Responding to questions from AFP, Therese Braut Vage, who led the investigation, would not confirm this account.

Police said they had closed investigations into other events concerning the six other children in the home either due to a lack of evidence or, in one case, because the statute of limitations having expired.

Gjert, who coached Jakob until after the 2021 Olympics in Tokyo — where Jakob won the gold — has always denied the accusations against him.

“As far as the dismissed cases, we agree that there is no evidence to prove that Ingebrigtsen committed any wrongdoing,” his lawyer John Christian Elden told AFP on Monday.

“For the rest, Ingebrigtsen disputes the description of the facts on which the indictment is based — and he therefore does not admit his guilt,” he continued in an email.

Jakob Ingebrigtsen is the most successful of the three brothers, twice winning gold in the world championships 5000m in 2022 and 2023, as well as the Olympic 1500m gold.

The 23-year-old is also preparing for the Olympic Games in Paris this summer.

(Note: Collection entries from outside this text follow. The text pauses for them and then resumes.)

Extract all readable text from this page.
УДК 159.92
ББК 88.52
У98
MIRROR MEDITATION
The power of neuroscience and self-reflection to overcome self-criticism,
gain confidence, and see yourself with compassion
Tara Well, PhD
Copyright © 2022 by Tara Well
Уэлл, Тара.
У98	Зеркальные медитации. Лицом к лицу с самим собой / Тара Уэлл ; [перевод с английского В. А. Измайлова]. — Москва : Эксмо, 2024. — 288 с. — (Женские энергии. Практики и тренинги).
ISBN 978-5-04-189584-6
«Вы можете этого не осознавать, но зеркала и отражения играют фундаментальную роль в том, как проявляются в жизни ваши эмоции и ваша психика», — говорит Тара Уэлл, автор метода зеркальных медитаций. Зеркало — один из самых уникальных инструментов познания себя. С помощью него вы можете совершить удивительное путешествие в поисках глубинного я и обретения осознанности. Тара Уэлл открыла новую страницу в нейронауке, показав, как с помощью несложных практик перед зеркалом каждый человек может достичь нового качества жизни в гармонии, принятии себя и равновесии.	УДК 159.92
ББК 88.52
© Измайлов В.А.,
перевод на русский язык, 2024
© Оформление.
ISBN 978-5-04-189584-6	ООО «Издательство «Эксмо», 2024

Henrik, 33, and Filip, 31, were European champions in the 1500m in 2012 and 2016 respectively.

After breaking with his sons, Gjert Ingebrigtsen shocked Norwegian athletics by becoming the trainer of another runner, Narve Gilje Nordas.

The Norwegian Olympic Committee has said that Gjert will not be granted accreditation for the Olympic Games in Paris this summer, as was the case at last year’s World Athletics Championships.